"The Lady's fate is writ in water."
Joined: 01 Oct 2007
Thanked 61 Times in 61 Posts
4220 White Gold Dollars
|Posted: Tue Aug 11, 2015 8:50 pm Post subject: An editing and re-write thread...
|We have threads to get us to just plain write stuff...
I've noticed (the 2 or 3 times I've edited stuff) that I sometimes like editing it.
Therefore... edited stuff (as opposed to new material) can go here.
(hmm, we'll see if this works.)
I cannot sleep tonight. Tomorrow I will be tested on my dance. The sleep does not reject my eyelids due to fears I shall fail at dance, though. I will be able to place my feet rightly even if I am too tired to remember which name is mine.
You do not know what it means among our people for a girl of barely thirteen to have mastered the steps of The Great Dance. My mother says it is a mind-sorter; that women of quick mind will always succeed at it. In her babyhood, my best friend spoke well before the first year of her life, and she was lithe and quick to begin the dance, imitating the old ladies before her real lessons began. My older sister Sarilah did not talk until three, but by the time she was six, she was exasperating her older brothers as she won arguments. Sarilah was formed clumsy of body, but she pressed her mind into the patterns that were needed for dance. She has her own way of thinking about dance; I think she made her own language for talking to her hands and feet, arms and legs, and she would talk to them using it. And I think her mind talked to them in her sleep. In this way, she could practice for longer than other girls. She became excellent at the dance. Sarilah has been married these five years now, and has borne three sons already. Not married to a man who is very great, but she is content. My parents have hoped that I will leap higher.
But, in the secret courtyard of my heart, I know that is not what I will ask for when I go to offer sacrifices just before dawn. I begged mother that I may offer the gods greater sacrifices than our family had at first planned. Grandmother was listening, and she just rocked back on her heels and chuckled. Then she told the story of how grandfather lamented what he had to give up to buy the first few animals of the herd. Yet in time, so much wealth has come to our family through that herd. Her meaning was clear: spend more now to buy the favor of the gods in this decision; a daughter wedded to a wealthier husband will be a reward for our family later. Mother was pleased with this advice, and promised we would present the greater sacrifice I sought. She reminded me that a king will see me when I dance, assured me that at the least a noble man of great possessions will desire me when I dance. I smiled my thanks but remained silent.
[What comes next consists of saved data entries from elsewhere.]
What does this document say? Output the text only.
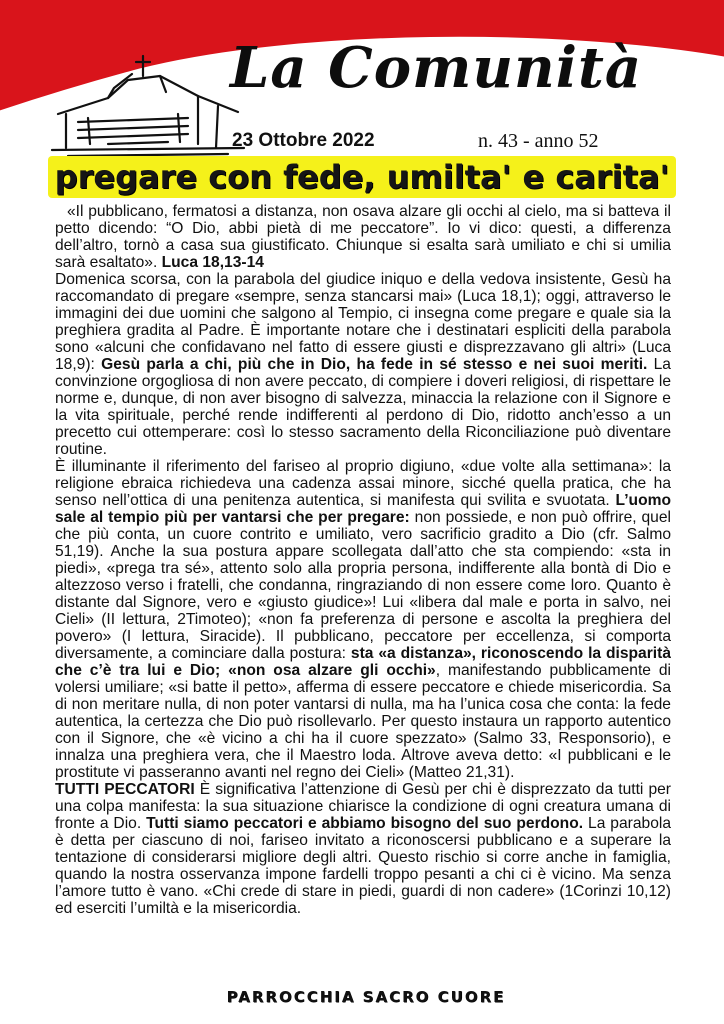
La Comunità
23 Ottobre 2022	n. 43 - anno 52
pregare con fede, umilta' e carita'

«Il pubblicano, fermatosi a distanza, non osava alzare gli occhi al cielo, ma si batteva il petto dicendo: “O Dio, abbi pietà di me peccatore”. Io vi dico: questi, a differenza dell’altro, tornò a casa sua giustificato. Chiunque si esalta sarà umiliato e chi si umilia sarà esaltato». Luca 18,13-14

Domenica scorsa, con la parabola del giudice iniquo e della vedova insistente, Gesù ha raccomandato di pregare «sempre, senza stancarsi mai» (Luca 18,1); oggi, attraverso le immagini dei due uomini che salgono al Tempio, ci insegna come pregare e quale sia la preghiera gradita al Padre. È importante notare che i destinatari espliciti della parabola sono «alcuni che confidavano nel fatto di essere giusti e disprezzavano gli altri» (Luca 18,9): Gesù parla a chi, più che in Dio, ha fede in sé stesso e nei suoi meriti. La convinzione orgogliosa di non avere peccato, di compiere i doveri religiosi, di rispettare le norme e, dunque, di non aver bisogno di salvezza, minaccia la relazione con il Signore e la vita spirituale, perché rende indifferenti al perdono di Dio, ridotto anch’esso a un precetto cui ottemperare: così lo stesso sacramento della Riconciliazione può diventare routine.

È illuminante il riferimento del fariseo al proprio digiuno, «due volte alla settimana»: la religione ebraica richiedeva una cadenza assai minore, sicché quella pratica, che ha senso nell’ottica di una penitenza autentica, si manifesta qui svilita e svuotata. L’uomo sale al tempio più per vantarsi che per pregare: non possiede, e non può offrire, quel che più conta, un cuore contrito e umiliato, vero sacrificio gradito a Dio (cfr. Salmo 51,19). Anche la sua postura appare scollegata dall’atto che sta compiendo: «sta in piedi», «prega tra sé», attento solo alla propria persona, indifferente alla bontà di Dio e altezzoso verso i fratelli, che condanna, ringraziando di non essere come loro. Quanto è distante dal Signore, vero e «giusto giudice»! Lui «libera dal male e porta in salvo, nei Cieli» (II lettura, 2Timoteo); «non fa preferenza di persone e ascolta la preghiera del povero» (I lettura, Siracide). Il pubblicano, peccatore per eccellenza, si comporta diversamente, a cominciare dalla postura: sta «a distanza», riconoscendo la disparità che c’è tra lui e Dio; «non osa alzare gli occhi», manifestando pubblicamente di volersi umiliare; «si batte il petto», afferma di essere peccatore e chiede misericordia. Sa di non meritare nulla, di non poter vantarsi di nulla, ma ha l’unica cosa che conta: la fede autentica, la certezza che Dio può risollevarlo. Per questo instaura un rapporto autentico con il Signore, che «è vicino a chi ha il cuore spezzato» (Salmo 33, Responsorio), e innalza una preghiera vera, che il Maestro loda. Altrove aveva detto: «I pubblicani e le prostitute vi passeranno avanti nel regno dei Cieli» (Matteo 21,31).

TUTTI PECCATORI È significativa l’attenzione di Gesù per chi è disprezzato da tutti per una colpa manifesta: la sua situazione chiarisce la condizione di ogni creatura umana di fronte a Dio. Tutti siamo peccatori e abbiamo bisogno del suo perdono. La parabola è detta per ciascuno di noi, fariseo invitato a riconoscersi pubblicano e a superare la tentazione di considerarsi migliore degli altri. Questo rischio si corre anche in famiglia, quando la nostra osservanza impone fardelli troppo pesanti a chi ci è vicino. Ma senza l’amore tutto è vano. «Chi crede di stare in piedi, guardi di non cadere» (1Corinzi 10,12) ed eserciti l’umiltà e la misericordia.

PARROCCHIA SACRO CUORE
In my secret thoughts, I felt ashamed just then. Because I will not ask the gods for such a match, as they expect. I will ask the gods to give me a husband who is kind and patient and does not fear a curse.
My younger sister, Astrena, has not brought a curse yet. She has lived through eleven runnings of the seasons, and we have not had a curse on our family. Mother continued to birth sons after her, and father has only increased in success and dignity. And yet Astrena still cannot speak her own name, and makes a mess if she is not helped at the chamber pot. These past three months, I have noticed mother is tired from waking up with her. Mother is sick, I think, though she has not told father yet. The times when he is home from the wars are so short, and she does not want to discourage him. Mother is so much older than I, so many children she has nursed. So I have trained my mind to wake up at Astrena's slightest sound instead. It was very difficult the first two nights, but now I wake up to her and to no other sound. Mother thinks that her difficulty in the night has stopped.
So know, O you who read my words, that my entreaty to the gods is not to spare myself. Any girl knows that a wealthy husband is what is good for her family, while a kind husband is what is good for her self. But I do not choose as I choose to help myself. I am not worried that I would displease any husband in cooking food that lacks good a flavor, or in speaking foolishly among the wives of his friends, or in failing to work fine fabric diligently with my hands. But I will pray - I have prayed - for a husband who is kind and patient for this reason: that once we are wed, he may allow us to take Astrena into our home... and that he may also allow her to see the sunshine and the birds. Many of my friends have received from the gods a husband whose wealth is great or a man whose reknown is great. But can the gods do so great a thing as grant my petition? For I dare hope for a man whose soul is great.